Mereka sedkit terkagum dengan halaman depan rumah Ica walaupun kecil tapi terasa teduh dengan beberapa pohon rindangnya.
"Assalamu'alaiakum..." salam Aksa sebelum masuk rumah.
"Wa'alaikum salam..." Sahut penghuni yang di dalam.
Ica membuka pintu dan tersenyum begitu tahu yang datang Aksa dan keluarganya.
"Ca, ini Mama, Papa, Kak Mega dan Bang Axel.."
Ica menyalami satu per satu keluarga Aksa dengan santun dan mempersilahkan tamunya masuk.
"Masuk dulu Om, Tante, Kak, Bang. Kebetulan Papa dan Mama saya masih menjemput Nenek dan kakek saya di Mojokerto." Kata ica.
Keluarga Aksa sedikit terkejut dengan keberadaan keluarga Ica yang terlihat begitu santai dan rileks.
"Iya.., terima kasih ya Nak." Sahut Mama Aksa.
__ADS_1
"Mas antarkan keluarga kamu istirahat dulu.." Pinta Ica.
"Siap putri..." Ucap Aksa.
"Maaf ya Om, Tante.. Kak.. Bang.. Ica gak bisa menyambut dengan baik."
"Gak pa_pa kok, dik. "Jawab Mega.
"Yuuk Ma, Pa, Kak, Bang, Aksa ajak ke kamar dulu.." Aksa menuntun tangan Mamanya karena Papa membawa beberapa barang mereka.
"Hai Mas.." sapa Aaron.
"Hai.. Aaron.." Aaron mendekat ke arah tamunya lalu memberikan salamnya.
Meskipun besar di luar negeri, adik Ica ini masih diajari tata krama oleh orang tuanya. jadi, tidak heran jika ia masih terbiasa cium tangan.
"Dia adiknya Ica, Ma, Pa, Kak, Bang..." Kata Aksa.
"OOOO..." Komen semuanya.
Mama dan Papa Aksa menempati kamar di sebelah Aksa, sedangkan Bang Axel dan Kak Mega di sebelahnya lagi.
***********
Mama dan Papa Ica sampai Surabaya kemarin malam. Sehari setelah Mama mengatakan hari kedatangannya. Ica langsung memberi kabar keluarganya.
Sempet terkejut dengan permintaan Ica. Bahkan sempat ditanyai banyak hal.
Termasuk apakah dirinya hamil?
Yaa.. mana ada orang tua yang tidak kaget jika anaknya tiba-tiba meminta izin untuk segera menikah.
Setelah dirasa Ica bisa menyakinkan kedua orang tuanya, bahkan Aksa juga angkat bicara, akhirnya mereka mengajukan cuti dan pulang ke Indonesia segera.
Dan pagi ini mereka menjemput Nenek dan Kakek Ica di Mojokerto. Orang yang selama ini mengasuh Ica.
********
Mama Aksa membantu Ica dan Bu Rima di dapur menyiapkan makan siang.
"Gak pa_pa Ca. Lagian Tante tinggal naik doang capek apanya." Canda Mama Aksa.

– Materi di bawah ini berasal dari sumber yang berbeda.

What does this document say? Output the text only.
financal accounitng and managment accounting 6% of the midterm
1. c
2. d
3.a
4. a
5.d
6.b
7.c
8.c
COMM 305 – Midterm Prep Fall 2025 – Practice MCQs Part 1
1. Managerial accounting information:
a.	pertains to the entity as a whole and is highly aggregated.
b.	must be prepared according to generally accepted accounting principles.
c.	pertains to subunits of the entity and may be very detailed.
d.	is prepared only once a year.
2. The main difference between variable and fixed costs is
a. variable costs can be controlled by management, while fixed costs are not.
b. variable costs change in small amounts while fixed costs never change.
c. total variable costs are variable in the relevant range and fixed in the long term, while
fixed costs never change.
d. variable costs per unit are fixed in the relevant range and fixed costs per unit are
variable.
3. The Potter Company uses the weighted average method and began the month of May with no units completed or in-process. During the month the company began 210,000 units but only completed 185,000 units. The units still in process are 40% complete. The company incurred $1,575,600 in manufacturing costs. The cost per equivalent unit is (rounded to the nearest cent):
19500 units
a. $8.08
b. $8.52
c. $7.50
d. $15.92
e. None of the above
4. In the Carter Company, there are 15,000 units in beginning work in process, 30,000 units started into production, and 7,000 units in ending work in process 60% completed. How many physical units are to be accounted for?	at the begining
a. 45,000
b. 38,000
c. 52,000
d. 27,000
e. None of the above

"kan Ica gak enak Tante masa tamu malah Kakek Neneknya Ica sih ada, Tapi entah Buyut yang mana." sahut Ica.
"Ooooohh... Terus kenapa kamu gak ikut orang tua kamu ke luar negeri."
"Gak enak Tante.. Ica maunya di Indonesia saja.."
"Ma.., kalo Ica ikut Mama Papanya nanti malah gak ketemu Aksa." Canda Aksa.
Membuat seisi meja tertawa lebar.
"Yaa.. kalo Mbak Ica ikut Mama Papa, Aaron juga gak bakalan lahir Tan..."
Jawaban nyentrik Aaron malah membuat gelak tawa semakin lebar.
"Memang kalian kenal dimana, sih?" Papa ikutan kepo.
Yang lain ikutan menatap Ica dan Aksa bergantian menanti jawaban dari pasangan ini.
"Di Mojokerto, Ma. Sewaktu Aksa penelitian. Ica sama sahabatnya Zain banyak membantu Aksa sampai selesai." Jawab Aksa.
"Jadi balas budi gitu neee..." Canda Papa Aksa.
"Enggaklah Pa.. memang dari sononya udah suka sama putri cantik ini." Jawab Aksa.
Membuat Ica sedikit tersipu.
"Ciyee ciyee ada yang blushiing neee..." Goda Axel.
Yang langsung diabaikan oleh Ica.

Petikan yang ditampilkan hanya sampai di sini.